Hi everyone! Hope you had a wonderful Christmas! I am enjoying the second week of Christmas/New Year holiday season, chilling with little girl and hanging out with friends. The potluck party we threw on Christmas Eve was a huge success, adults and children all had a blast, as the host/hostess, hubby and I were thrilled! If you are interested to find out what dishes were served, please check out Weeknite Meal’s Facebook page here: https://www.facebook.com/weeknitemeals
Even though most of the food were consumed, there were still quite a bit of turkey left (hubby fried two turkeys, one and half were gone by the end of the night), I shredded the meat and kept them in the frig to make this wonderfully comfort soup.
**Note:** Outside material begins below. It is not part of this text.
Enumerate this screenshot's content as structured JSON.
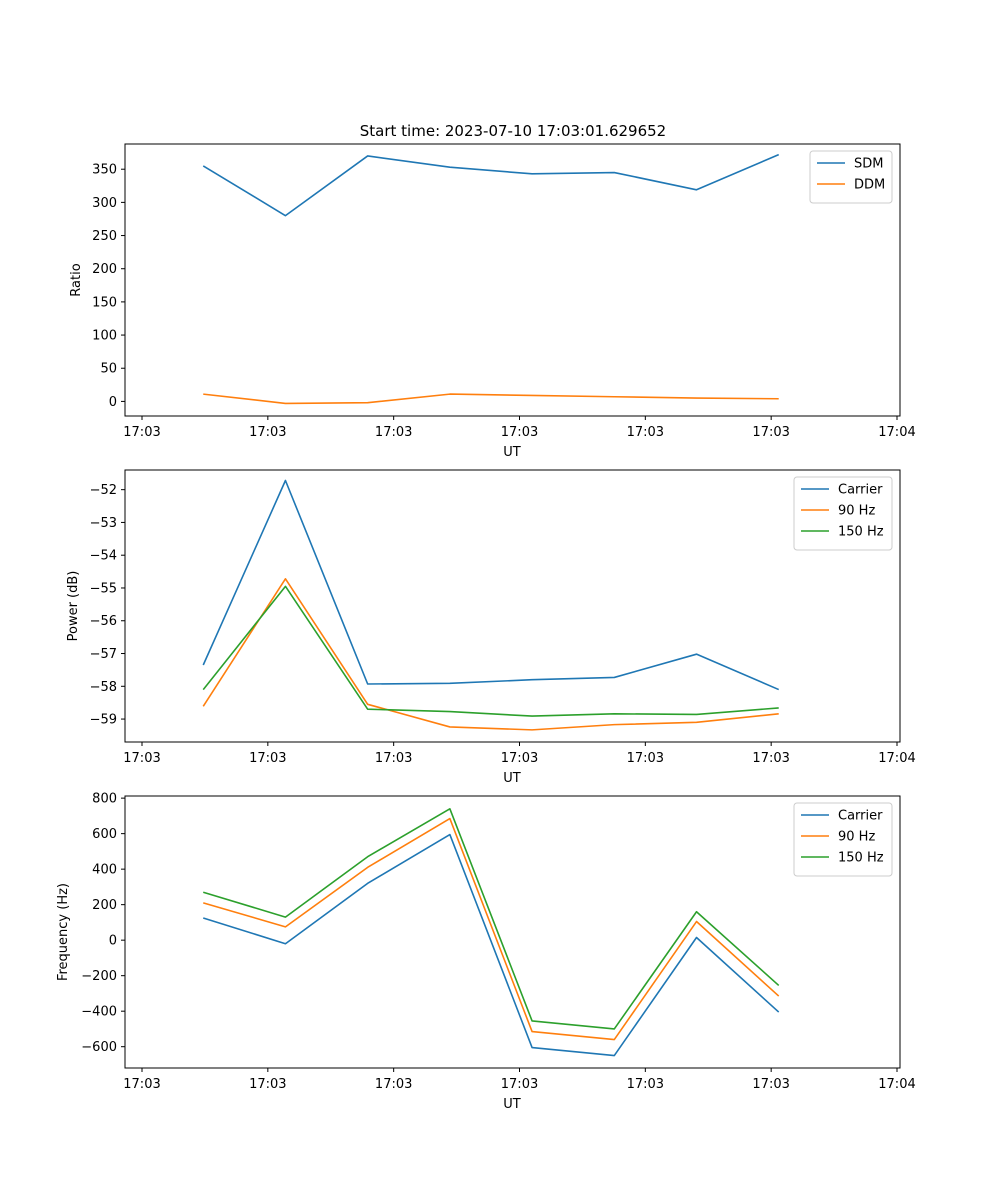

The original recipe was from Laura in the Kitchen, hubby found her video on YouTube and we were extremely pleased with how the soup tasted, I’ve made some minor adjustments to suit our preference (the original recipe called for 1 whole tablespoon of chilli… For a spicy food lover like me, that was still way too hot!) Enjoy!
4 cups of Chicken Stock
3 cups of water
1 Large Onion, chopped
1 Tbsp of Olive Oil
1 Jalapeno, seeded ad chopped
4 Cloves of Garlic, minced
1/2 Tbsp of Chili Powder
1 Tsp of Cumin
1 tsp of Dried Oregano
1 Tsp of Coriander
1 28oz can of Hominy, drained and rinsed
1 pound of cooked Turkey, shredded
1 tsp salt
pepper to taste
1) In a large pot over medium high heat, cook together the onion, jalapeno and garlic in the olive oil for 4 to 5 minutes or until the veggie are staring to cook down. Add the ground cumin, coriander, chili powder and oregano and cook for 30 seconds.
2) Add the chicken stock and bring to a boil and cook for 10 minutes.
3) Add the hominy and turkey, season with salt and pepper and cook for 10 minutes.
4) Ladle into the serving bowl and top with some fresh cilantro, chopped avocados and a squeeze of fresh lime juice. Enjoy!